LONDON (AP) — The amount of grain leaving Ukraine has dropped even as a U.N.-brokered deal works to keep food flowing to developing nations nearly a year into Russia’s invasion. It comes after inspections of ships have fallen to half what they were four months ago and a backlog of vessels has grown. The Joint Coordination Center says Ukraine’s food exports have dropped from 3.7 million metric tons in December to 3 million in January. The hurdles come as separate agreements to keep supplies moving from the warring nations are coming up for renewal next month. Less grain getting out of Ukraine raises concerns about the impact to those going hungry in Africa, the Middle East and Asia.

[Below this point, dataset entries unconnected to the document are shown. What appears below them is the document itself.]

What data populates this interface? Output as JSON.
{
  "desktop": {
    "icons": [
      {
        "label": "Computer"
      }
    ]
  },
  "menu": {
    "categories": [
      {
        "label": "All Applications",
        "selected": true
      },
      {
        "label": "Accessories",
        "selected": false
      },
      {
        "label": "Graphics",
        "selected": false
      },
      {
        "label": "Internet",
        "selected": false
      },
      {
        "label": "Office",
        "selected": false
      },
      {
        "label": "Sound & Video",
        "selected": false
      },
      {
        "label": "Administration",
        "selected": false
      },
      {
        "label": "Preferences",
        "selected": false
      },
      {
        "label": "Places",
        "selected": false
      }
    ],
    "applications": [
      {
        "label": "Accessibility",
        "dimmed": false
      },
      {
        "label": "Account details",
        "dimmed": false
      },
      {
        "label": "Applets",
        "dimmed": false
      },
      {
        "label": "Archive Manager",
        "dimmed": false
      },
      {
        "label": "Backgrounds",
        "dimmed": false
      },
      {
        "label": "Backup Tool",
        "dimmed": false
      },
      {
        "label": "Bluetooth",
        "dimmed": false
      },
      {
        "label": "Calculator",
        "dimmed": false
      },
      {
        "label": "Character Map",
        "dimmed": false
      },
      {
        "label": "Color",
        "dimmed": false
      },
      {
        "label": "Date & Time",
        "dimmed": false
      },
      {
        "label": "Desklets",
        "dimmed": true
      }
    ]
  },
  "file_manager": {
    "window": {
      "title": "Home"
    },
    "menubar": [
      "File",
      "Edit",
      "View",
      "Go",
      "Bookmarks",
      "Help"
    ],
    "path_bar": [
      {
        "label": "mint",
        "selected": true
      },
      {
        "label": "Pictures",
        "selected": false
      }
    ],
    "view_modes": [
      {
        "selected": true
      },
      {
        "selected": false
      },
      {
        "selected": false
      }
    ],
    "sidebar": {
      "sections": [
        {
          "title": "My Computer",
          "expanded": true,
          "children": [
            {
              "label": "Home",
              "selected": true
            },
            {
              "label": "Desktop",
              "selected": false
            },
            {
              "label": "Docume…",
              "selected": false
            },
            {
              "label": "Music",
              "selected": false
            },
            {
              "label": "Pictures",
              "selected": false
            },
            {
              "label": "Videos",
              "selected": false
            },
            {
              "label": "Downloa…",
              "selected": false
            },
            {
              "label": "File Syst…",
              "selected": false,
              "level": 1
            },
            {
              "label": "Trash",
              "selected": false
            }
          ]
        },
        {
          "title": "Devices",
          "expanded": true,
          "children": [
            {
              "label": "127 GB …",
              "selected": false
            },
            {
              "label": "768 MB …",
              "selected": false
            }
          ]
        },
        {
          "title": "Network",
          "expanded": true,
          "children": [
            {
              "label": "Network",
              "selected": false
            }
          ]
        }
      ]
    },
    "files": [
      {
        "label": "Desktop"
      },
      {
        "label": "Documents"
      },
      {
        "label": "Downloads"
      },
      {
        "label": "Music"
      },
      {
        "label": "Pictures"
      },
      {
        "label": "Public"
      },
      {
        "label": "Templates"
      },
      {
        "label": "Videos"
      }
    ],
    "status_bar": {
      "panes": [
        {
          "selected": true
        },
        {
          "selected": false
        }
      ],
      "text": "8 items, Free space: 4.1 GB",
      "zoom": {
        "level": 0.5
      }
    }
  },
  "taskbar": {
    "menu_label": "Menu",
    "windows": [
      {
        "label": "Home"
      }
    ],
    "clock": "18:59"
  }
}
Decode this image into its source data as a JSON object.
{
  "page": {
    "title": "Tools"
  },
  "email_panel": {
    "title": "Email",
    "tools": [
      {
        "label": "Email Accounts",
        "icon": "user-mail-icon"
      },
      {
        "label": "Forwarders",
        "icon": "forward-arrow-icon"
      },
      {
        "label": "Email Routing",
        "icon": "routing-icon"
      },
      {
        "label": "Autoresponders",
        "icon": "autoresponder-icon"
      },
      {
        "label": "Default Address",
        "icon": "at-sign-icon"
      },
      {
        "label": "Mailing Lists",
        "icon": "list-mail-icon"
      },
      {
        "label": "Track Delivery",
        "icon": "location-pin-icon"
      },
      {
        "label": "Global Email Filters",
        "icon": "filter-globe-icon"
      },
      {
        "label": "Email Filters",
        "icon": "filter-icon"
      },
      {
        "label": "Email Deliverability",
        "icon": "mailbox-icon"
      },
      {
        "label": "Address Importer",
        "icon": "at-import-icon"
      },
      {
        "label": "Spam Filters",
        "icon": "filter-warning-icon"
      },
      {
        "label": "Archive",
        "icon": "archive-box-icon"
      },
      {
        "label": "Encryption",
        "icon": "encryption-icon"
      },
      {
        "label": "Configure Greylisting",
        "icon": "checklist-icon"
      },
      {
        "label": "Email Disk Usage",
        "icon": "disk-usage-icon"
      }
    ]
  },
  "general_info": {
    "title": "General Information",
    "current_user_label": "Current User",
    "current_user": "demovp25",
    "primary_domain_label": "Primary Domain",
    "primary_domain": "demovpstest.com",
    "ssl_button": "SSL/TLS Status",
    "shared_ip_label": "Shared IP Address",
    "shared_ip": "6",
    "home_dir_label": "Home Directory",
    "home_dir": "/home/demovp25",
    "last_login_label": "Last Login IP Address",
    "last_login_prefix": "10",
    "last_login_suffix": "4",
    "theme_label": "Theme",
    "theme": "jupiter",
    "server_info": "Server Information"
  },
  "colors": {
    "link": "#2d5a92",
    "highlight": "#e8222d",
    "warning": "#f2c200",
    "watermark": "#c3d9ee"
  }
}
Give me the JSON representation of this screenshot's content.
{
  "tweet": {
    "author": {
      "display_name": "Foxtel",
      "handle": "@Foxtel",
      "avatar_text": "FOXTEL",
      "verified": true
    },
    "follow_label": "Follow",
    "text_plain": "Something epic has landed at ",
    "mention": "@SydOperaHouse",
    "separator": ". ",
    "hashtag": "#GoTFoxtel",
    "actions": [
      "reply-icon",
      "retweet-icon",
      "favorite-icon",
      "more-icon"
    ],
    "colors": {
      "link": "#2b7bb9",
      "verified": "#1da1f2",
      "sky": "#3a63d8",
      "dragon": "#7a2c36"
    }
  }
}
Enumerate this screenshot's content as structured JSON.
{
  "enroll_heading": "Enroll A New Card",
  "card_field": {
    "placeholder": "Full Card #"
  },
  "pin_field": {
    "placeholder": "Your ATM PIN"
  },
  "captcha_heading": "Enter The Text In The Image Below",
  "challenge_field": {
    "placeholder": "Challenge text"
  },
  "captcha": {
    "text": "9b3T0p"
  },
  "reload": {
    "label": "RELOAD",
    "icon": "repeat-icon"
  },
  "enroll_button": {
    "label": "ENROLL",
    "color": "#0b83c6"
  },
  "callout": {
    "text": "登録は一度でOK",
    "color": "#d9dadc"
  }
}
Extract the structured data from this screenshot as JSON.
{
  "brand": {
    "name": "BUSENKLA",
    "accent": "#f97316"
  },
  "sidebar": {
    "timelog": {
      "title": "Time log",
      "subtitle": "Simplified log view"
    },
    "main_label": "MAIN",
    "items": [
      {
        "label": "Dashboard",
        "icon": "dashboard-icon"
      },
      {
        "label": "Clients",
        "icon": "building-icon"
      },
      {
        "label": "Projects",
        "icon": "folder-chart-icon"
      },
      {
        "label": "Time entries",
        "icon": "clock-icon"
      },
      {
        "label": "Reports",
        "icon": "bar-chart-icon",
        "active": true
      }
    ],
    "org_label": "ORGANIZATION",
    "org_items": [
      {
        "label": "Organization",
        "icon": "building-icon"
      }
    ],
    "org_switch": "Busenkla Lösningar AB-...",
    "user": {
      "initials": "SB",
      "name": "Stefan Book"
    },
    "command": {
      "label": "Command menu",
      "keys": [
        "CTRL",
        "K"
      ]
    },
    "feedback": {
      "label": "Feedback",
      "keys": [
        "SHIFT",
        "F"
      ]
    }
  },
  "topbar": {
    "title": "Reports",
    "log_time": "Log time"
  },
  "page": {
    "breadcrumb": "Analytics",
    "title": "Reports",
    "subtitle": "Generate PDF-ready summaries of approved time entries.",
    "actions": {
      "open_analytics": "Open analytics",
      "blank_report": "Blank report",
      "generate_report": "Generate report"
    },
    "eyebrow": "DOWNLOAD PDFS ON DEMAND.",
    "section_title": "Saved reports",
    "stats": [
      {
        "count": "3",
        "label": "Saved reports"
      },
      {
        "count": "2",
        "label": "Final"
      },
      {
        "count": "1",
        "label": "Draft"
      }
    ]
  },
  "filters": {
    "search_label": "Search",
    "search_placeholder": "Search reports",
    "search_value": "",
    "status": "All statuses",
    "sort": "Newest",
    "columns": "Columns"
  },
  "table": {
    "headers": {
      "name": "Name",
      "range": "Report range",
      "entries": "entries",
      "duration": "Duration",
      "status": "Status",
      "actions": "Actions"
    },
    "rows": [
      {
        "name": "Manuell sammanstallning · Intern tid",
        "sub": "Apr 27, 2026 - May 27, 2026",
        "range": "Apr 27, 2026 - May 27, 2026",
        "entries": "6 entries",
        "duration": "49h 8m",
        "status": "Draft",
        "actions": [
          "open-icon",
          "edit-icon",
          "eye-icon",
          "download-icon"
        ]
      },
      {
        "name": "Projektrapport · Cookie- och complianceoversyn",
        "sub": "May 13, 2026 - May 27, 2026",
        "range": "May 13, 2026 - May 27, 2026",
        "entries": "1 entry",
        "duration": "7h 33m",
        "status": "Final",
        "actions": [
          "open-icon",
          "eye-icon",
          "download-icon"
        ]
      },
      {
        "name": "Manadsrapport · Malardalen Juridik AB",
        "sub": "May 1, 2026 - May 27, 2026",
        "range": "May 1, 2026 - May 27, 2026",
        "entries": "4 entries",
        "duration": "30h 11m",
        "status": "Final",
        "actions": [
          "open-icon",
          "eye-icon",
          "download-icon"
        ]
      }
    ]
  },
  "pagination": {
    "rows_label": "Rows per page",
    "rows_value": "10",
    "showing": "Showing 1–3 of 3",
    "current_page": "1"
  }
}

Illinois poised to mandate paid leave for nearly all workers

CHICAGO (AP) — East St. Louis-area hotel restaurant server and single mother of three Joan Van said she works doubles, sometimes triples, to make up the money when she or one of her children gets sick, or she needs to call out. She may not have to much longer. Expansive paid leave legislation requiring Illinois employers to give workers paid time off based on hours worked, to be used for any reason, is ready for action by Democratic Gov. J.B. Pritzker, who said he looks forward to signing it. Requiring paid vacation is rare in the United States — just Maine and Nevada have similar laws in place — although common in other industrialized nations.